Officials at the Orleans Justice Center have painted a rosy picture in recent weeks of the parish jail’s future. They say inmate-on-inmate attacks are down and the New Orleans jail is on track to hire all the deputies it needs by July 1.

But in a report released Wednesday, watchdogs appointed by a federal judge said the jail is actually backsliding.

The federal monitors said the jail has not improved since a new independent administrator, Gary D. Maynard, took over day-to-day operations from Sheriff Marlin Gusman in October.

Instead, they said, compliance with a reform plan has “regressed,” inmates are only “marginally safer” and the jail may need 90 more positions beyond those funded in the city's budget.

The harsh report suggests jail officials will need to go into overtime writing new policies, hiring new deputies and cracking down on misbehavior among current employees in order to fix the jail.

An attorney at the MacArthur Justice Center, which filed the initial lawsuit that led to the jail’s court-ordered reform plan in 2013, said the report raises “very serious concerns about the lack of progress at the Orleans jail.”

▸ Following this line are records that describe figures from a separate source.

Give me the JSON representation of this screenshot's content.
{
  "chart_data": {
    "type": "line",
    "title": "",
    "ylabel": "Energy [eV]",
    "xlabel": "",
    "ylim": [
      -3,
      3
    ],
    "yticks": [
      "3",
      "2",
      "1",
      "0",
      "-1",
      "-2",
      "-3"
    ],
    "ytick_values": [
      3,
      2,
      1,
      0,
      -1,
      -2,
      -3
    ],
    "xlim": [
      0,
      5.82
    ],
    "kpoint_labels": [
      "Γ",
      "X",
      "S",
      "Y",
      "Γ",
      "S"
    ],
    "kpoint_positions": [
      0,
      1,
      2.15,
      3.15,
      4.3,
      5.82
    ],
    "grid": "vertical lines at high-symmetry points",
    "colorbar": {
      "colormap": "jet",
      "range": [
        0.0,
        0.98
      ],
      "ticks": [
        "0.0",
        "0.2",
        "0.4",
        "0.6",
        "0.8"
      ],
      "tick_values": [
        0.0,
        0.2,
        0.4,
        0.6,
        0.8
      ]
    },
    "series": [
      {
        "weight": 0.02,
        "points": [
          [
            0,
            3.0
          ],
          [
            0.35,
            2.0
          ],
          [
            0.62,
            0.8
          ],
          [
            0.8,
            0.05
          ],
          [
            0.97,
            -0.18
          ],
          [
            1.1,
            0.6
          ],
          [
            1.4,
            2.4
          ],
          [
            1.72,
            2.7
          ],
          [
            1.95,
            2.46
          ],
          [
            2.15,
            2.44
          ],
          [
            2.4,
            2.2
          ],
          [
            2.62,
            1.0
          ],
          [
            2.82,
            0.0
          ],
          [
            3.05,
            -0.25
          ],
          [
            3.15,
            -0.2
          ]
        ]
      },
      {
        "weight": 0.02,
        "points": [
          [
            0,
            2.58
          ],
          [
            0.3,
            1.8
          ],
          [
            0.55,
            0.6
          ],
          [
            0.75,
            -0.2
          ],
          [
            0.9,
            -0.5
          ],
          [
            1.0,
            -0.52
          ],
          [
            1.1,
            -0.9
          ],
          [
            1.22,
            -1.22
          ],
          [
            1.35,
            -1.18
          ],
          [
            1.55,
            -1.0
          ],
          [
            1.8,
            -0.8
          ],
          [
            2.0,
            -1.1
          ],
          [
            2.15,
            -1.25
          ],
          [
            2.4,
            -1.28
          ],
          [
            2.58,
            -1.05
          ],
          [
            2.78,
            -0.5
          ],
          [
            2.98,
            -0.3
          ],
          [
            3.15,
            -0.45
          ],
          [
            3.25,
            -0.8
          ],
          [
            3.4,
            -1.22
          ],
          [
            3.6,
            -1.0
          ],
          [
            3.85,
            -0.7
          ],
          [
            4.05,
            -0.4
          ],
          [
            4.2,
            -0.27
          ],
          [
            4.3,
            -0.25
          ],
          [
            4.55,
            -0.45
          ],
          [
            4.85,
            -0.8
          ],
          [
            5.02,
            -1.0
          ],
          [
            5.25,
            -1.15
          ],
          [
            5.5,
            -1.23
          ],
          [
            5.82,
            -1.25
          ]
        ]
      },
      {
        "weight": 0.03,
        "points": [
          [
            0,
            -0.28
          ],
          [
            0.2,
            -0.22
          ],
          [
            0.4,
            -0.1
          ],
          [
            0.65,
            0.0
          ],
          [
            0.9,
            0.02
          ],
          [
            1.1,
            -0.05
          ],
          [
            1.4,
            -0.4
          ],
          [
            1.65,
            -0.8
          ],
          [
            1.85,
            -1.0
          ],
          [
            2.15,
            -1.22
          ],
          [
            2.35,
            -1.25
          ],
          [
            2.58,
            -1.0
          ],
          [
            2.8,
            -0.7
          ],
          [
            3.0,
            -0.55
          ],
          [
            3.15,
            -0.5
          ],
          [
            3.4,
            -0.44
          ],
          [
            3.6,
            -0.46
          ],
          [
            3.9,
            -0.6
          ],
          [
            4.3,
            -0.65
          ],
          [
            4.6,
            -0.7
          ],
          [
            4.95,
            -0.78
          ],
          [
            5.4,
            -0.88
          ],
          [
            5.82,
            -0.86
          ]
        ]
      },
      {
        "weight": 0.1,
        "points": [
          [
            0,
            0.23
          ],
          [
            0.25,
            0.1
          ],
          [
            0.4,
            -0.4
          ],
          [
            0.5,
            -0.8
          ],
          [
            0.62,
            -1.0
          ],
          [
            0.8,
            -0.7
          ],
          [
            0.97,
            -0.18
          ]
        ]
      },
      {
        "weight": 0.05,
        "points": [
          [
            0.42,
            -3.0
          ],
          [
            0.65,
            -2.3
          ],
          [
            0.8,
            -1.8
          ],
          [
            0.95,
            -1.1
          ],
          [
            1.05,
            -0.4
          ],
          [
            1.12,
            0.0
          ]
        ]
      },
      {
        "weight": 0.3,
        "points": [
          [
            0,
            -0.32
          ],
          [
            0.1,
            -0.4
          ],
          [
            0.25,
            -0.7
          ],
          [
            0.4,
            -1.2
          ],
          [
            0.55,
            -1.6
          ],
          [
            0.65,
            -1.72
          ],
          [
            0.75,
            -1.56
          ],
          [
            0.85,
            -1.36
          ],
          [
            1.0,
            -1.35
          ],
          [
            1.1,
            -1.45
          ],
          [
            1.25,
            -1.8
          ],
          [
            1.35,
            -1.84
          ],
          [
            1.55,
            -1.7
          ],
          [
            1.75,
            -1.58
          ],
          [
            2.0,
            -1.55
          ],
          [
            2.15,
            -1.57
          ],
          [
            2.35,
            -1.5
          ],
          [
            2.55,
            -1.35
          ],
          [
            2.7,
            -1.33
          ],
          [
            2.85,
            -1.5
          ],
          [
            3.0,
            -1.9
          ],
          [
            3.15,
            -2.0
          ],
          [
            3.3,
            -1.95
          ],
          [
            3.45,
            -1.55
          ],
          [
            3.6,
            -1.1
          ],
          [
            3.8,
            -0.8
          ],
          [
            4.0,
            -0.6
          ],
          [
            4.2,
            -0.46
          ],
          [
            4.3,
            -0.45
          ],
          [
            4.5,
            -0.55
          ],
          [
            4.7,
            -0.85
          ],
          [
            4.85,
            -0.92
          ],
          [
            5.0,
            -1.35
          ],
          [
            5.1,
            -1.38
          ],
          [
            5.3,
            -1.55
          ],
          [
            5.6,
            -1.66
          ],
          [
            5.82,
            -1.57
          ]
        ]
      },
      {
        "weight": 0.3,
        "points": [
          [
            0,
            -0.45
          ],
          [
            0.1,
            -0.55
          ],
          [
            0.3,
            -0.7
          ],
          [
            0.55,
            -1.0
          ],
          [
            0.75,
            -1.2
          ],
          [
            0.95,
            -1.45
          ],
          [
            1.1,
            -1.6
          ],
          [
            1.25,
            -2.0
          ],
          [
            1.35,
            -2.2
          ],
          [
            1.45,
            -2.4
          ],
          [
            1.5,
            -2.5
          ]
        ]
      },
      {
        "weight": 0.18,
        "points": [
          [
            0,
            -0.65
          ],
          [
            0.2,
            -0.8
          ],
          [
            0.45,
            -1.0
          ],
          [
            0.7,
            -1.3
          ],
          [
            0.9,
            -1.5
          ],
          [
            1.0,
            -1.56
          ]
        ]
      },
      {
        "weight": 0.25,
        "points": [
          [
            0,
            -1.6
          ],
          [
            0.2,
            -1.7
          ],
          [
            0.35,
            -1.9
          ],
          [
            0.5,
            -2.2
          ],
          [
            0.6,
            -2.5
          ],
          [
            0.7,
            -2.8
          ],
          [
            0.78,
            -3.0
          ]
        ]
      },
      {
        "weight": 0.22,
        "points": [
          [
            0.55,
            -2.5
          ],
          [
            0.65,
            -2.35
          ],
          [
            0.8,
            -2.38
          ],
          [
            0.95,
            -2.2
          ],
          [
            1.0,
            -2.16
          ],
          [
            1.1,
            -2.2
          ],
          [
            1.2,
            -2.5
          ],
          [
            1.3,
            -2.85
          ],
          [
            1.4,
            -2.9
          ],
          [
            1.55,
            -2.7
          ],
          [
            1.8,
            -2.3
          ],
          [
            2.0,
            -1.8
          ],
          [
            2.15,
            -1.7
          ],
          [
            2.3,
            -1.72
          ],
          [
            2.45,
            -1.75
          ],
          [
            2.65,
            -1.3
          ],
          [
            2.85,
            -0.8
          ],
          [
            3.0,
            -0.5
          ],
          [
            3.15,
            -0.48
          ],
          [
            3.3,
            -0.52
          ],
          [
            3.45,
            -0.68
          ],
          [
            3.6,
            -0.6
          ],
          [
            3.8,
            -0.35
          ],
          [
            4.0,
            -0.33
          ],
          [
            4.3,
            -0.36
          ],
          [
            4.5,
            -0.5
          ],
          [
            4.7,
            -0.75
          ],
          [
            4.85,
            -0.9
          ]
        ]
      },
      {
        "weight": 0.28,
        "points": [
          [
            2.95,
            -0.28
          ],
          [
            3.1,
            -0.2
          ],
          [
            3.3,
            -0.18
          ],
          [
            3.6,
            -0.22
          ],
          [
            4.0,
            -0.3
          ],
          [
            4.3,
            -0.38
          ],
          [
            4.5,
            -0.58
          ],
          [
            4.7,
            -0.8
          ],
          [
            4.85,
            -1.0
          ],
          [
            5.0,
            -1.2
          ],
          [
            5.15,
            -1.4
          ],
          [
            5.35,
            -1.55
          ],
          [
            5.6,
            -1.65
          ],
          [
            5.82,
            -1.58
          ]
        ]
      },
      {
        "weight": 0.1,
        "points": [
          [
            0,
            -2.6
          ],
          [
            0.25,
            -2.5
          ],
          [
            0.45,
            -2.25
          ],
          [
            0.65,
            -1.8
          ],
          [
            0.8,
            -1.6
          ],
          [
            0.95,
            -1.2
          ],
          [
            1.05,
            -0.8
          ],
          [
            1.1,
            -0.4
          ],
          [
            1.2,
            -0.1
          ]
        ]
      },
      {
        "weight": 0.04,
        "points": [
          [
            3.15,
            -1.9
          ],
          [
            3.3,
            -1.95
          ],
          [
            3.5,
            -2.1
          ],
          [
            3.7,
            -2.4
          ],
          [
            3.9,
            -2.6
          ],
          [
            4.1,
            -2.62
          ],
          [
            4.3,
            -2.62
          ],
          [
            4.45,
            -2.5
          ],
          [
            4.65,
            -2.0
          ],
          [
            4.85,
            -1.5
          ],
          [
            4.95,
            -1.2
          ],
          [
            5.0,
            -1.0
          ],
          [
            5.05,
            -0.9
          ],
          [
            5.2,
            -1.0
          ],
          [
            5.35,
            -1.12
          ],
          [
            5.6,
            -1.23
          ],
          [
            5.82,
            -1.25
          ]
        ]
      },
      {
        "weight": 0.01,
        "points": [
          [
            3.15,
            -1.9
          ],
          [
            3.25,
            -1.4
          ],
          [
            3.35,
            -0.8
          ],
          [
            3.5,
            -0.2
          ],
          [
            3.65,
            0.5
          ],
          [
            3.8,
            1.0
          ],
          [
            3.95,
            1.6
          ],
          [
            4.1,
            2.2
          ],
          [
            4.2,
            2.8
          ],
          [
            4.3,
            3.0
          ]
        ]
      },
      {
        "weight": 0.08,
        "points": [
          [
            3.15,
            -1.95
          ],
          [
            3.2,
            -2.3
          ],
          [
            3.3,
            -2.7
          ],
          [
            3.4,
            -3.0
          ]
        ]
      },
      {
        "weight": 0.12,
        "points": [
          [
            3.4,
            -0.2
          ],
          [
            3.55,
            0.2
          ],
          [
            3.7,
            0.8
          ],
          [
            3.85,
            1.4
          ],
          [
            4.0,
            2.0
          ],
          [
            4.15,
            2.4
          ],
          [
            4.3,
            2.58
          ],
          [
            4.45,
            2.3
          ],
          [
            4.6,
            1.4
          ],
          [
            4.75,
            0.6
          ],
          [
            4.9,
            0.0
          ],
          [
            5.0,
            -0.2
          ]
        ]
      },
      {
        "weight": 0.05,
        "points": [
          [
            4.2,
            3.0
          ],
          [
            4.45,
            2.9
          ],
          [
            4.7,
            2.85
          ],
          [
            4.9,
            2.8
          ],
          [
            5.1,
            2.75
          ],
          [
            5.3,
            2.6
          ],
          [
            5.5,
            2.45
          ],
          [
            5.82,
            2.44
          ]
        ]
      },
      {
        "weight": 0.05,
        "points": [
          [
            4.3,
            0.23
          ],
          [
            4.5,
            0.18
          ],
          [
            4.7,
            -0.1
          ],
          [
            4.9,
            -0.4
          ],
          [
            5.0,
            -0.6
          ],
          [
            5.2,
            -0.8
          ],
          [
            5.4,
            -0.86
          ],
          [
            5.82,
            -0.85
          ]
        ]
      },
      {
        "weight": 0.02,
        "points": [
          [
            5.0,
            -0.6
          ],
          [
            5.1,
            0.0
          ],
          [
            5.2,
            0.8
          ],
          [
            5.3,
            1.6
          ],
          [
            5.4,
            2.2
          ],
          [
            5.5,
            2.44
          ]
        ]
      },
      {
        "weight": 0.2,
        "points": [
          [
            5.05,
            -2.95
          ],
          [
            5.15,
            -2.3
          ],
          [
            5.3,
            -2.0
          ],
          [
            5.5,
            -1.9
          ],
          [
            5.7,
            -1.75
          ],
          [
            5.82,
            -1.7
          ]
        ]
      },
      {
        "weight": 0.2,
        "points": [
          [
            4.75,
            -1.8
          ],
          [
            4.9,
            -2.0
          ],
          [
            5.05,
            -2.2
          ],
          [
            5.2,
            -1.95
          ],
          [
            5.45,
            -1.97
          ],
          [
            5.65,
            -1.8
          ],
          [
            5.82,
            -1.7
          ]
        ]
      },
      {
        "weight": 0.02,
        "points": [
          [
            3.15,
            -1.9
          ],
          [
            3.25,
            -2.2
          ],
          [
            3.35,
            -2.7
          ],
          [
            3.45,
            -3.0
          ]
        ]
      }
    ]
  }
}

“We are committed to working with Director Maynard to move the jail forward, but we encourage him to leverage all available resources and to bring in additional support. Reform of the jail remains an enormous task,” Emily Washington, a lawyer at the nonprofit center, said in a statement.

The Sheriff’s Office declined to comment.

Over the course of 158 pages, the new report addresses violence in the jail, inmate suicides and the jail’s plans to fix its chronic staffing shortages. Maynard is given credit for his “professional determination” and for initiatives like a staff-wide retraining initiative. But the report also makes clear that he has his work cut out for him.

The monitors said the level of violence in the jail remains at “unacceptable levels.”

From the day Maynard took over in October through the end of March, the Sheriff’s Office reported there were 161 inmate-on-inmate assaults and 15 inmate assaults on staff.

The monitors said those numbers should come with a big asterisk. Although the jail boasted of reducing inmate-on-inmate attacks by 25 percent, its inmate population plummeted by 50 percent over the same period, as inmates were sent to other parishes to allow for retraining of deputies.

Moreover, the monitors said a review of medical logs suggested that many jailhouse attacks still go unreported in the official tally. A fractured hand, a head injury, a broken jaw, facial injuries and an orbital fracture listed in the medical logs never appeared in official reports.

In several instances, a high-ranking captain never reported using force on inmates, despite the fact that the captain was involved in those incidents, the report said. In other cases, supervisors were disciplined for failing to report violent incidents only when the monitors intervened.

“The level of harm and risk of harm to inmates held in the Orleans Parish jail system continues to be extremely high,” the report said.

The monitors also found the suicide of 15-year-old Jaquin Thomas in October to be troubling. Although the jail has claimed for years that it fully staffs special units like the youth tier where Thomas was held, internal investigators determined that jail officials did not know they needed to have a guard on duty there at all times.

Inmates are still able to find the tools to harm themselves, suicide watches are “inadequate” and one suicide-resistant cell is being used to store bed frames, the report said.

The Sheriff’s Office has always said that increased staffing is the key to improving safety inside the jail. At a public meeting in March, Maynard said the city finally has “properly funded” the Sheriff’s Office, allowing it to hire the deputies it needs.

Maynard predicted the Sheriff’s Office would have the 804 employees it believes it needs by July 1. However, even if the jail meets that ambitious goal, the monitors argue that the jail will still be short-handed.

As of now, deputies are allowed to leave jail tiers unsupervised for more than an hour at a time. The staffing plan for the future “memorializes” this practice, since there is no relief for deputies who go on lunch and dinner breaks, the monitors said.

“The staffing plan underlying the budget approved and funded by the city does not provide the staff necessary to operate the jail to protect inmates from harm,” the report states. “The monitors believe that the required staffing for a constitutional jail may require between 40 to 90 more positions than currently funded.”

The monitors did not put a price tag on the extra deputies.